Last weekend, I joined in on Laughing Lotus’s signature sequencing workshop, called Bridge to Lotus. This article breaks down their infamous Lotus Flow.
The first time I stepped into a Lotus Flow class, it was the exact magic that I needed. I was volunteering at the Yoga Journal LIVE Conference in New York City, and I had just spent the day holding the doors for yoga celebrities. I was a bit starstruck, but also extremely restless. I found most from the cueing from the biggest names in yoga to be anatomically precise, yet at times lacking in color. It was as if the fluorescent lighting of the Hilton had washed the emotions out of each performer’s vocabulary. I was learning immensely by listening in through the doorway of the auditorium-style classrooms, but my body needed to flow.
When I finished my shift, I entered the buzzing chaos of the streets, and raced to the studio that had been recommended by a fellow teacher. My blue dot appeared to jump from one street to the next adjacent one under the skyscraper heights of the local terrain, making my commute an act of confusion. When I finally arrived to the red arrow on my map, I roamed around the block angrily trying to find the entrance. A trail of scurrying New Yorkers strapped to their mats showed me the way. I flung off my shoes, sprang onto my mat, and heaved a sigh of relief that I still had T-minus 30 seconds until class was scheduled to begin. My eyes opened wide to my wild surroundings, and all at once I became curious of where I had landed.
Mats were lined wall to colorfully-painted wall, and they seemed to expand into eternity. The mats were surrounded by a 1-inch perimeter breathing room, and the adjacent spaces of the exposed floor were scattered with snow-fallen glitter. A funky, modern rendition of a Hindu deity stared at us from the front, and our teacher waltzed in under the mural’s long nose. Unlike the cover models who formed the lineup for my conference, this man looked surprisingly like a real human being. He wore a high man bun, sported a Buddha belly, and boasted a slightly flamboyant voice. Suddenly, electro-80’s music blasted off from the stereo and we were set into flight.

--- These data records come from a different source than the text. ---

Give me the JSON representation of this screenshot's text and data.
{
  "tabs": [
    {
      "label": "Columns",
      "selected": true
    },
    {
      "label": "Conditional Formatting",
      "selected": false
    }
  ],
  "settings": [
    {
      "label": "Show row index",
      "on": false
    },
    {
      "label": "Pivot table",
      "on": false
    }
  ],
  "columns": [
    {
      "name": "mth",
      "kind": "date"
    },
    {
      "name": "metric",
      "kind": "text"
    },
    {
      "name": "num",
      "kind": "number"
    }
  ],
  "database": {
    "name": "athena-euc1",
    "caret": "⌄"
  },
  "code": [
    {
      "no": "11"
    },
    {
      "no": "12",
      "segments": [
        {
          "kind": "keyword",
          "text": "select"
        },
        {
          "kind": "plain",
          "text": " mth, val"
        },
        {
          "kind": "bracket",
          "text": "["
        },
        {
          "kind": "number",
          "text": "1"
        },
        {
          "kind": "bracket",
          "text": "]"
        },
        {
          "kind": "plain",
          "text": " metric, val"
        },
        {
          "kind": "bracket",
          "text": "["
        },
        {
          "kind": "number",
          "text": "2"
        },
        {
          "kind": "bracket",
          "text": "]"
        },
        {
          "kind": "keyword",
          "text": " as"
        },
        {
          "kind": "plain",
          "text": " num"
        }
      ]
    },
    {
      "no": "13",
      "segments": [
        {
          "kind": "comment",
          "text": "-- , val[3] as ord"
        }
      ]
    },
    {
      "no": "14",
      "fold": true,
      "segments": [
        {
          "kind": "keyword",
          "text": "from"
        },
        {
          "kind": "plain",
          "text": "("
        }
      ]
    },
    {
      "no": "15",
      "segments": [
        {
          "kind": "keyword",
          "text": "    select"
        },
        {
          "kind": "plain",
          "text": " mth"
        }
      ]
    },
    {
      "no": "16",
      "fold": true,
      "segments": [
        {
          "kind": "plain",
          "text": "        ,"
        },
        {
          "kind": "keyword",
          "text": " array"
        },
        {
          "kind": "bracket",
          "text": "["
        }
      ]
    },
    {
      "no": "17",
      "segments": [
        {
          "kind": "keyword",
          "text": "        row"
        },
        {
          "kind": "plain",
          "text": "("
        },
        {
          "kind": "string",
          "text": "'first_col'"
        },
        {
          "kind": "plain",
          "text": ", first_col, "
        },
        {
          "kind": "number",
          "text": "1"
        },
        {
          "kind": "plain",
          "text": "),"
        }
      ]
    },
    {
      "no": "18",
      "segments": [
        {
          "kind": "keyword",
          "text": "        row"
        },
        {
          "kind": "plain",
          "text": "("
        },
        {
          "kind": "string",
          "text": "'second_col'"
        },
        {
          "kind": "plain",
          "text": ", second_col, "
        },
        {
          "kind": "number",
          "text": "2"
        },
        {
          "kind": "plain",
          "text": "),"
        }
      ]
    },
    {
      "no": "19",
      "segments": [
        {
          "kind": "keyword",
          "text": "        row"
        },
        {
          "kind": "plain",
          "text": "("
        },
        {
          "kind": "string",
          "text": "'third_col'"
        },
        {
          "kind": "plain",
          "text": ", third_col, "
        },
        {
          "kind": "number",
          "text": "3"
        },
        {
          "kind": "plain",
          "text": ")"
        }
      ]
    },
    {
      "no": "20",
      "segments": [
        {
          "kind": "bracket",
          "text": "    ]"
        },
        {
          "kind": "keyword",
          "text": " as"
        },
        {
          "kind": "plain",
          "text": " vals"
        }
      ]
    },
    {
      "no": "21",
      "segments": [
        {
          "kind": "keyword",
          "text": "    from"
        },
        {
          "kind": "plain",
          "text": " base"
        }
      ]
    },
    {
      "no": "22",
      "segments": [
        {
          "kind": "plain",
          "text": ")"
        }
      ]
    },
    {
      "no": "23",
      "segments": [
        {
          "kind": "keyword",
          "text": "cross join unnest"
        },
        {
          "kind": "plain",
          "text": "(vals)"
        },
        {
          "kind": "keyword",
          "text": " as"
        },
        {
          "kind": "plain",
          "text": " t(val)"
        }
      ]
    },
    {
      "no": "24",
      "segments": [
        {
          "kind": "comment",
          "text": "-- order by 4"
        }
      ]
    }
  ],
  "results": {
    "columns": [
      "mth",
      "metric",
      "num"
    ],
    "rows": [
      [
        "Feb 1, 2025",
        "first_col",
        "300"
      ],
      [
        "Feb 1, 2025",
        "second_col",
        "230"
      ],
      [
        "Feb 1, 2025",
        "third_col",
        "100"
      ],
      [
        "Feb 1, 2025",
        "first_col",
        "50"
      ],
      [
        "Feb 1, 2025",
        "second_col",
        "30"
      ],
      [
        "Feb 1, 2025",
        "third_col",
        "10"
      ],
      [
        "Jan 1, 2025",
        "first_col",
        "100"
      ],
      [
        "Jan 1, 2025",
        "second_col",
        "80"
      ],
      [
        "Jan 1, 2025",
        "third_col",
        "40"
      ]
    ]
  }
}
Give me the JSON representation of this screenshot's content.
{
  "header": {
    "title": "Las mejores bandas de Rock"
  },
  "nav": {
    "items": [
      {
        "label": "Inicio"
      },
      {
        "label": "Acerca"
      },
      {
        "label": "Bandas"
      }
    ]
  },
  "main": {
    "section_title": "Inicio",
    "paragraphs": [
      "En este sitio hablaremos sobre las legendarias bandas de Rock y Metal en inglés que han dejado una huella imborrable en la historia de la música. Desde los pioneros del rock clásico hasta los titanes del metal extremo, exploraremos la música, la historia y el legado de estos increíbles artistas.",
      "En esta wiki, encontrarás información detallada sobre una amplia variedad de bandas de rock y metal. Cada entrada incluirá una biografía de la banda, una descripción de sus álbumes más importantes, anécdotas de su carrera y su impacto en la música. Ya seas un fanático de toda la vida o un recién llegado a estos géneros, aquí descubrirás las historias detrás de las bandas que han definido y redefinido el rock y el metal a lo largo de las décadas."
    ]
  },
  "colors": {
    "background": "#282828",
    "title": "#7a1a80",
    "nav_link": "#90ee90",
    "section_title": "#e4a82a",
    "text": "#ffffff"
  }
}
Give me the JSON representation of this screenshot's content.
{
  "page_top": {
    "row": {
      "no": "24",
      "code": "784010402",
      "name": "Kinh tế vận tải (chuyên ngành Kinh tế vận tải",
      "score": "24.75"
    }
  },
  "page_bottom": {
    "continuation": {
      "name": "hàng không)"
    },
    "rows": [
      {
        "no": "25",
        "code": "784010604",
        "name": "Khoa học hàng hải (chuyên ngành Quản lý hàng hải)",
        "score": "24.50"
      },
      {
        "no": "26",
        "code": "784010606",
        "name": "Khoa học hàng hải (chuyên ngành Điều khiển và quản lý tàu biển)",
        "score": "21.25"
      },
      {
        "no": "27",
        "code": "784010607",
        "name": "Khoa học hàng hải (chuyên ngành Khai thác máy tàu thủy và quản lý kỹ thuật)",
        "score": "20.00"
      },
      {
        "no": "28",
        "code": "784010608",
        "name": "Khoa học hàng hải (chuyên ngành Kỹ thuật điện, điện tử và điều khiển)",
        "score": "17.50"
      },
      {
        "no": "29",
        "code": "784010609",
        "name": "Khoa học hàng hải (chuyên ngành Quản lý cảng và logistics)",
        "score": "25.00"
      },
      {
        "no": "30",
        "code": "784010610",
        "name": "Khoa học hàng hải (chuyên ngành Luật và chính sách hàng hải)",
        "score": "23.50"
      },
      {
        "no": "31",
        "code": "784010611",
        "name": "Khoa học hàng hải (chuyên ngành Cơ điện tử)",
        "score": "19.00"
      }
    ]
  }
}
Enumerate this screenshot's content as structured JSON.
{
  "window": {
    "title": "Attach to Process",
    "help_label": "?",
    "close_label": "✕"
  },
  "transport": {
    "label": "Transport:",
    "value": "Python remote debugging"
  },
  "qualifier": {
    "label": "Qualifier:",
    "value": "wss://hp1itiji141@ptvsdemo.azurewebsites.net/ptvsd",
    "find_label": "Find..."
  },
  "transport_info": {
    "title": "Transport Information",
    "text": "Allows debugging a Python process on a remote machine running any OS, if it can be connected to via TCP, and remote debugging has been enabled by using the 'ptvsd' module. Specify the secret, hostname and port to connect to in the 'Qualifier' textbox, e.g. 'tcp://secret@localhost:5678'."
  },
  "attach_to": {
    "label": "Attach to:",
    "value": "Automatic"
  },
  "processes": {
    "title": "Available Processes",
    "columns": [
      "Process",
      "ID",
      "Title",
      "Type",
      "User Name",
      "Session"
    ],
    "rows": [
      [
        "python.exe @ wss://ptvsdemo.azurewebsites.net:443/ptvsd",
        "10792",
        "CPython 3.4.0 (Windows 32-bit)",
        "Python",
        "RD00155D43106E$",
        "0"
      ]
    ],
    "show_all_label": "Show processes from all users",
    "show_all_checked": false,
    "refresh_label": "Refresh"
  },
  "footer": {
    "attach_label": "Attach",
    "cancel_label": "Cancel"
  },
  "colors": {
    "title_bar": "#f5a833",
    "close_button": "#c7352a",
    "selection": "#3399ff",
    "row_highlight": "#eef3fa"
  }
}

As the flow began, I relived my first yoga class all over again. The poses in Lotus all had new names – like Flying Warrior, Peaceful Warrior, and Devotional Warrior – and there were some thrown into the mix that I had never even felt in my body – like OMG and Rainbow Warrior. We glided quickly from shape to shape, breaking all the rules that the alignment gods of yoga had set in stone. The flow became a dance, and the beat became the breath. Then finally, there was stillness. It was as if all the rigidity and anxiety had been shaken out of our bodies, and we were left only with collective space in the mind. We sat in meditation for a few profound moments, united by breath.
After class, I fumbled my way down the glitter-lined front hallway, searched the sea of shoes for my pair, and walked into a closet, followed by confused glances toward the front door. My actions were a bit scattered, but my yoga brain was still. Something had shifted inside this powerful practice. And just like that, I was sold.
Lotus Flow is defined by its ability to shape-shift our energy. Each class is broken down into 7 parts, which are guided by the energetic centers of our bodies. First comes centering and “puttering”, in which we begin to warm up our bodies from a state of grounding. Next, we begin to move our energy upward with Surya Namaskar (Sun Salutations) and a creatively-sequence Open Flow. A flow of neutral and revolved shapes follow, during which we build heat around our navel centers with twists and core-focused postures. Then, we move into heart-openers with camel, bow pose, bridge, wheel, or other backbends. Backbends are followed by constructive rest and other shapes to neutralize the spine. From here, we turn inward with seated or supine forward folds. Finally, we come into stillness with meditation and savasansa (final rest).
An energetic shift from scattered to centered can be palpable in a personal practice, but in a group the impact can be much more powerful. We feel the rise and fall of our energy collectively, and it is colored by audible breaths, a dance of ever-evolving creative postures, and, of course, glitter. Through the span of 60 minutes, Lotus Flow allows us to go on a journey that leads us to a collective sense of peace, often with a community of complete strangers. Lotus Flow may be the little bit of magic that the world needs to flow toward a coexistence of clarity, calm, and creativity.